Negative Friendship Can Harm Your Health
According to a study published by the National Academy of Sciences, negative friendships can be bad for your health. The study showed that stressful social interactions increase the production of pro-inflammatory compounds responsible for the development of chronic disease.
If you feel exhausted, drained, or depressed after spending time with certain friends, they may be doing damage to your health. Letting go of a negative friendship is never easy. After all, you have had some good times together and may share great memories. However, if the bad times far outweigh the good or if you feel your friend is taking advantage of you, it might be time to cut ties.
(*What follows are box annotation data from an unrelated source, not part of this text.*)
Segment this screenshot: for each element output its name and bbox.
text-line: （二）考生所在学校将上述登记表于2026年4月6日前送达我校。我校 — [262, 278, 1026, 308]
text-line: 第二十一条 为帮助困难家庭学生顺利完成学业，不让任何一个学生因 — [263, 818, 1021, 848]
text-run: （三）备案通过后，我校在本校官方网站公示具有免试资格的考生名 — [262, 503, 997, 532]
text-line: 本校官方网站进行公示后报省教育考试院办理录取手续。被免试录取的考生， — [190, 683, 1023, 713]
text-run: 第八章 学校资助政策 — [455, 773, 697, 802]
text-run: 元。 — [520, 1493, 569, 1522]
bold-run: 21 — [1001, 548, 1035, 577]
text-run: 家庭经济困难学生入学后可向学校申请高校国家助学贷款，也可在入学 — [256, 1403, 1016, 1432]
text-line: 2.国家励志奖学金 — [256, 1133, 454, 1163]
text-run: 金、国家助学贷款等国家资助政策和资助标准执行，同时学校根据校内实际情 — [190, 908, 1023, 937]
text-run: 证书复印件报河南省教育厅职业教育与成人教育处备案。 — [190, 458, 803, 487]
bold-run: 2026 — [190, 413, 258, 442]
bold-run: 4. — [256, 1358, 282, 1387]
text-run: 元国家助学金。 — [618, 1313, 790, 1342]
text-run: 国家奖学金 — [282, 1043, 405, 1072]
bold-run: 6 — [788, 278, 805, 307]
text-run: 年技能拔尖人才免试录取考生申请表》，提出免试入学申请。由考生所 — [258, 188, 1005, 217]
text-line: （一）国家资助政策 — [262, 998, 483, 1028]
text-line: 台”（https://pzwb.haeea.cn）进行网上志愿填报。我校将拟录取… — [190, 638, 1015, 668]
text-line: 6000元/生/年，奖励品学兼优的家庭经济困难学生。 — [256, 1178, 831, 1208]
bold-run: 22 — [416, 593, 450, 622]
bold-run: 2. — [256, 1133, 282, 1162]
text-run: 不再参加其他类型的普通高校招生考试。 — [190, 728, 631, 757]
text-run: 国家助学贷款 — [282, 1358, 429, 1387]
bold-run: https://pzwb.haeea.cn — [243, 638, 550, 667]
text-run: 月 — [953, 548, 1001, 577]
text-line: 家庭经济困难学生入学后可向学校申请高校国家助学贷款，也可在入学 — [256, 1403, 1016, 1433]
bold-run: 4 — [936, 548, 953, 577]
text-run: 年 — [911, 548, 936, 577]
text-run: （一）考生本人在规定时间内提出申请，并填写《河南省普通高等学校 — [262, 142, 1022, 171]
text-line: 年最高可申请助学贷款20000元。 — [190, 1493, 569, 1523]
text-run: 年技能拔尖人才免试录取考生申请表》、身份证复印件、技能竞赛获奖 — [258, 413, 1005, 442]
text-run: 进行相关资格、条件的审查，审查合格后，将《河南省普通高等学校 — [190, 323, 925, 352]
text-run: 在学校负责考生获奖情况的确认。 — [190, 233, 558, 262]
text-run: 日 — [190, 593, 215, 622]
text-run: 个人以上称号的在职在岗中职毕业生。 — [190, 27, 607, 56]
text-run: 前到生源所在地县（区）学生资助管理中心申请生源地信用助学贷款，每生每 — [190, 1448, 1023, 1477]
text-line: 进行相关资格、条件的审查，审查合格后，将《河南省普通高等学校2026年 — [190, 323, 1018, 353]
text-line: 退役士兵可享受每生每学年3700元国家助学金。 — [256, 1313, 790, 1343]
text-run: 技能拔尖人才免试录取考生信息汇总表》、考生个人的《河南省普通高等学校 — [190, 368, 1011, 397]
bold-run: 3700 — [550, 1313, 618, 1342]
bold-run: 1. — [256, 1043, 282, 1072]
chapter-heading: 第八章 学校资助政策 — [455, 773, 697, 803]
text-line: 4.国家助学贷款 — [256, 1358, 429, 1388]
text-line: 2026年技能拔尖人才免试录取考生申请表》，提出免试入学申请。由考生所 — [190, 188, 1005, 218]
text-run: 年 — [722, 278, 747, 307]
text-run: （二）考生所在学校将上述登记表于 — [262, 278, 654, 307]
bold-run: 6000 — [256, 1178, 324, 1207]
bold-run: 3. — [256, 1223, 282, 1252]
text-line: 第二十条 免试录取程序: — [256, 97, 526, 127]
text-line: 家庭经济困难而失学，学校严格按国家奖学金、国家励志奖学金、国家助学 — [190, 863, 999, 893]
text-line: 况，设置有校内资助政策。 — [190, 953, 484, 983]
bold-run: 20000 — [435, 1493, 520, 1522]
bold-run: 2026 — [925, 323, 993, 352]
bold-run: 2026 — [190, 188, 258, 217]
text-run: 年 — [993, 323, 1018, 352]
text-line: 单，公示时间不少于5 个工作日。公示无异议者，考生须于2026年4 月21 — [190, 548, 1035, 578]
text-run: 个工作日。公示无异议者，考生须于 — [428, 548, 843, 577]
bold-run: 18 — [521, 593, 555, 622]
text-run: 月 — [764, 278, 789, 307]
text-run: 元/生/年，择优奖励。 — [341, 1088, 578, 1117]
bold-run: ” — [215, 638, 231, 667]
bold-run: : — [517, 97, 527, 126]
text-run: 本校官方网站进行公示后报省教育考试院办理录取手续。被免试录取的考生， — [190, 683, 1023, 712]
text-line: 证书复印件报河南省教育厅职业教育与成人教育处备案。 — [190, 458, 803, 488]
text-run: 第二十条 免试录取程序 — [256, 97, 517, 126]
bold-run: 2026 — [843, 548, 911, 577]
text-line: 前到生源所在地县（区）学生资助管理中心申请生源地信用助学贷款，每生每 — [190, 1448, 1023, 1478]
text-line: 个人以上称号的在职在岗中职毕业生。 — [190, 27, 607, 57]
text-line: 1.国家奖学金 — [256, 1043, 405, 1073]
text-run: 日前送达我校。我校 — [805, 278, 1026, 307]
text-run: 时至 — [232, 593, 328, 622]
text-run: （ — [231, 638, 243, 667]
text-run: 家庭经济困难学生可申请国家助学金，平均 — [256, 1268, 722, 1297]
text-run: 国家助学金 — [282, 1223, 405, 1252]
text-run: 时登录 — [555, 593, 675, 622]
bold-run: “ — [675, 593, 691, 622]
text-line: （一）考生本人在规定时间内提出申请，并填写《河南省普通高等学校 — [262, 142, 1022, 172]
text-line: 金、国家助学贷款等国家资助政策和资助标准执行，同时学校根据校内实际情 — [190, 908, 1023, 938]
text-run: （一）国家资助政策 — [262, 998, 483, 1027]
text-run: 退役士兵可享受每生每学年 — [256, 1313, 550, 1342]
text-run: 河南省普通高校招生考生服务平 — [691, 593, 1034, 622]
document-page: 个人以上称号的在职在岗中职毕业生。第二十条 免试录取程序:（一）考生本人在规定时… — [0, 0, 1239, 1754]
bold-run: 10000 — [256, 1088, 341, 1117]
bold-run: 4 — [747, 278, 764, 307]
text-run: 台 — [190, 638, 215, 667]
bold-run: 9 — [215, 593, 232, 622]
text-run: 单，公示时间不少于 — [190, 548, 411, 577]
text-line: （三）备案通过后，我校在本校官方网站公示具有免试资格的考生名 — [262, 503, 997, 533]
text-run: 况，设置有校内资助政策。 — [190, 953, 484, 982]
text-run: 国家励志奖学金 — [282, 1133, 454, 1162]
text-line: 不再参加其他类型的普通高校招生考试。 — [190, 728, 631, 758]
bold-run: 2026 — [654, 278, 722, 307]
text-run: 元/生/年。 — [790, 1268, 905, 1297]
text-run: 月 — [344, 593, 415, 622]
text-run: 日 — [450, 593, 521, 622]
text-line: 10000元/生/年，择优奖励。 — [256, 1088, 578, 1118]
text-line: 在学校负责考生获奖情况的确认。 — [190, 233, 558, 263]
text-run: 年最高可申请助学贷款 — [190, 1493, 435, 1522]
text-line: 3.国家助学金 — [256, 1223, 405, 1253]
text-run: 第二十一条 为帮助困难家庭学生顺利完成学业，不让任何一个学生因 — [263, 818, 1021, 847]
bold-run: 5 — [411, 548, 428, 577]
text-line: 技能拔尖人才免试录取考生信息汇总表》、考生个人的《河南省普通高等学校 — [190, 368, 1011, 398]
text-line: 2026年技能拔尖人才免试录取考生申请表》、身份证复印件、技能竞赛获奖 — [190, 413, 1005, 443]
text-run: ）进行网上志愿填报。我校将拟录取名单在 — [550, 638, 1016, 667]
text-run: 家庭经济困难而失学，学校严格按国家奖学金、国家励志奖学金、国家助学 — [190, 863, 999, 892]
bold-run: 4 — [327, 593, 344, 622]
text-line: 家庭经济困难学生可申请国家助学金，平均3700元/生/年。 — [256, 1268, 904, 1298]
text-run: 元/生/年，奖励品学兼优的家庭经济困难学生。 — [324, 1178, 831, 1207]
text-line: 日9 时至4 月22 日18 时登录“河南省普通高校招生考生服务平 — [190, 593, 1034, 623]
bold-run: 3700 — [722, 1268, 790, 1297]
Not only will this free you from the negative effects of the toxic friendship, it will also encourage the other person to let go of their dependence on you and stand on their own two feet. Emotionally carrying another person only further enables them to lean on you, increasing resentment and ill will.
The best way to let go of a negative friendship is to be honest. Avoiding the person may work for the short term but in the end; they’ll pressure you for an explanation, which will only increase your stress. Remember, you once enjoyed having this person in your life. Think about that as you sit them down to have a heart to heart. If you feel you can’t talk to them in person, express your feelings in a letter.
Finding a true friend who will be there for you through thick and thin can be a challenge. Once you do find that friend, be a friend to them as well and your friendship should last a lifetime.